Literary critics call it intentional fallacybasically, that the author’s intentions do not matter and that it’s up to the readers to determine a work’s meaning. That said, we are holding Nicolay Rook and Phonte Coleman responsible for making an album that leads us straight into the upcoming presidential election.
Indeed, in many ways, Leave It All Behind, the second installment in The Foreign Exchange series, is perfect political forethought. Not to suggest that anything about this project is glued to social importance like Marvin Gaye’s “What’s Going On” or even Erykah Badu’s “New Amerykah,” but it does seem all too suspicious: When The Foreign Exchange’s Connected was released in 2004, we were at a stage when the country’s political climate suggested that, in order to deal with the prospect of another four years of the Bush cabinet’s worldwide bullying, you had to adopt a survivalist attitude. Connected couldn’t be too dreamy because it’d be a lie. Continuance was staring us in the eyes, and the assumption was that everyone had to stay strong for another term until someone, anyone came along to help us out.

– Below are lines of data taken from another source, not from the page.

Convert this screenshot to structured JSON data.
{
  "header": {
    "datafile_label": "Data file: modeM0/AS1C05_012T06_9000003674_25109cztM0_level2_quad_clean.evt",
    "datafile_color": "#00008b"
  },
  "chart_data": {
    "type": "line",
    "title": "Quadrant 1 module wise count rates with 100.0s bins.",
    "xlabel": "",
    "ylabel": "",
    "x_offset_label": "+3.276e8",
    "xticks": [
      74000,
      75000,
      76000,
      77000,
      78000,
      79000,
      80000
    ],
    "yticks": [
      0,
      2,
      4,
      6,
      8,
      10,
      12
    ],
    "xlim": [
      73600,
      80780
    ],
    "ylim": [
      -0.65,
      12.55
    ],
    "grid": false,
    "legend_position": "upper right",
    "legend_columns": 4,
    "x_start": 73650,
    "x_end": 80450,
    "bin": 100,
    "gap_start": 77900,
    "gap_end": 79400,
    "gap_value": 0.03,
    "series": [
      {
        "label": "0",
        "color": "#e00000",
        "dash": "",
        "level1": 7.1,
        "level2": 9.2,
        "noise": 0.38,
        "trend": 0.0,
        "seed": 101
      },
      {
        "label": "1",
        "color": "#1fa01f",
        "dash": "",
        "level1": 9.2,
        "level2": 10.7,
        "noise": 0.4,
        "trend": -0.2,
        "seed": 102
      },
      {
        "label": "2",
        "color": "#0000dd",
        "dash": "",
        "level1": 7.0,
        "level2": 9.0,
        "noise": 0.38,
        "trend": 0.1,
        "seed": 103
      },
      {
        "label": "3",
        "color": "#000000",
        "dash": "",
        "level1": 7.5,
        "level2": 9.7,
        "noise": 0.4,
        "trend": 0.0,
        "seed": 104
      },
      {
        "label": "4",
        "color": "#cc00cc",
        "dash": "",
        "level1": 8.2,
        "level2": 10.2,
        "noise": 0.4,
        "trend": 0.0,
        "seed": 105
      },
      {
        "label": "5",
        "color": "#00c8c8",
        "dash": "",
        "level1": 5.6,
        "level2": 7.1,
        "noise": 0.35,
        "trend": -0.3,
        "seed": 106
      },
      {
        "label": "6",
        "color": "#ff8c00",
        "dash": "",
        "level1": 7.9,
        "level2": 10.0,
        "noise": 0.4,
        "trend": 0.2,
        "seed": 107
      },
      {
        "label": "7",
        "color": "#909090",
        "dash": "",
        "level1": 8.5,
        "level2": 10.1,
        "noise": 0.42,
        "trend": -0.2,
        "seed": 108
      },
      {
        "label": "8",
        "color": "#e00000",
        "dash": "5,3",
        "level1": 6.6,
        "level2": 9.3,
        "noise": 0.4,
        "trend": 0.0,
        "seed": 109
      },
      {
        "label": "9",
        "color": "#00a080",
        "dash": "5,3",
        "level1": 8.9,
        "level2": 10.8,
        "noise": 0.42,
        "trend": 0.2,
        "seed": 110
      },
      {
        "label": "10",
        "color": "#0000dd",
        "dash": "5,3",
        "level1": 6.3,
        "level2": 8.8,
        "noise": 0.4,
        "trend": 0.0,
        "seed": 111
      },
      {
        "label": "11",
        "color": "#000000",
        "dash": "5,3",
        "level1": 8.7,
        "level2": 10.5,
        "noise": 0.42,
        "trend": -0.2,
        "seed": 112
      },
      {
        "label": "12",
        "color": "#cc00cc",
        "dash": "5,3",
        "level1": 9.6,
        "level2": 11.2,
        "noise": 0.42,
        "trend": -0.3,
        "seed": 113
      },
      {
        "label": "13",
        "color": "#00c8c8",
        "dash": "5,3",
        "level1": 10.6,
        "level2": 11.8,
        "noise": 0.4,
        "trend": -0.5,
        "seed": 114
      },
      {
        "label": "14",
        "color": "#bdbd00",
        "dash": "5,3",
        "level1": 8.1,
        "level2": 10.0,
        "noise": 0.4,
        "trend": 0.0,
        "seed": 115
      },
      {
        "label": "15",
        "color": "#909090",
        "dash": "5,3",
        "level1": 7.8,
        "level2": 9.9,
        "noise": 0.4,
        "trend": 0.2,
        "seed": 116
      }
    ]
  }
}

Here we are. In two weeks, you’re going to be either monumentally pissed off or partying with the rest of the Obamaholics. As you’re reading this, you’re probably harboring the same political anxieties as I am in regards to what could be the grandest swing in the history of American politics. Leave It All Behind sounds redemptive, then, the perfect soundtrack for legitimate change.
Of course, using an album like Leave It All Behindwhich, to many, simply addresses the wins and woes of love and relationshipsto examine and predict the direction in which the country is going politically may be a lost opportunity to examine the music at hand. But it would be intellectually remiss to ignore the connection. Each song glows with the fluorescent, promising and profound absurdity that, yes “We must say our goodbyes to all of the pain and the lies/ but nothing’s been more true than these words to yo,” as Coleman sings on “Valediction.” We’ve been “changed and re-arranged/ but it’s not like it was before.” Yes we can, right?
Neither Rook nor Coleman set out to make Connected II here, to repeat the past. There needed to be growth because that’s what they’ve been doing personally: Rook recently exchanged wedding vows. Coleman, who’s been dumped by a major label since The Foreign Exchance last spoke, recently told Seattle’s DJ Hyphen that he’s at a point where he’s not “as married to rap music and emceeing” as he used to be. Outside of the two times that Coleman decides to rap here, the only thing that really carries over from his skill set as an emcee is the songwriting. On Behind‘s lead single, “Daykeeper,” Coleman, in a ghostly, yearning swoon, sings, “Waiting for the daylight/ ‘cuz then she’ll keep me/ in the safety of her arms/ she never leaves me/ and when the sun rises she watches over me.” Essentially, Coleman suggests he’s safe during neither night nor day, but he’s waiting for protection.
Vulnerable moments like this give this album its political credence. What if, by any unfair chance, we’ve all cast our votes for the same candidate and we don’t get the outcome we expect? Is our “House of Cards” going to fall? That duet between Coleman and singer Muhsinah, which borrows its title and part of its chord structure from Radiohead’s song of the same title, suggests as much.
Hope comes through in the end: Rook’s galumphing snyth-stomps provide the platform for Darien Brockington to deliver his pleasing share of bedroom begging on “All or Nothing,” complete with Coleman’s background feathering. The track ends with a nice tempo shift. In the most gorgeous of ways, Coleman’s voice crackles throughout Leave It All Behind, doing the sort of thing one would expect to hear after swallowing a firecracker and singing. On “Something to Behold,” Coleman talks about bringing a smile to his significant other’s face by bringing her a 12-piece batch of chicken wings (fried hard) on her lunch break. Ultimately, the song is a toast to fortune. It’s an open acknowledgment that what we’re witnessing as Americans is joyfully historical, one can hope. Leave It All Behind is a perfect soundtrack for these feelings. It’s music to believe in, complex without being alienating.
As Coleman lulls to his son in an ode to reconciliation on the last song and title track, “Only heaven knows what to make of these changing times…/ I know this world is so cold, but don’t let teardrops change your mind/ so for tonight, let’s just leave it all behind,” he’s also talking to us. After almost a decade of disappointment, we have a chance to start over, to renew our foundations. We will do it, and even if we don’t, we at least have an elegant album to fall back on.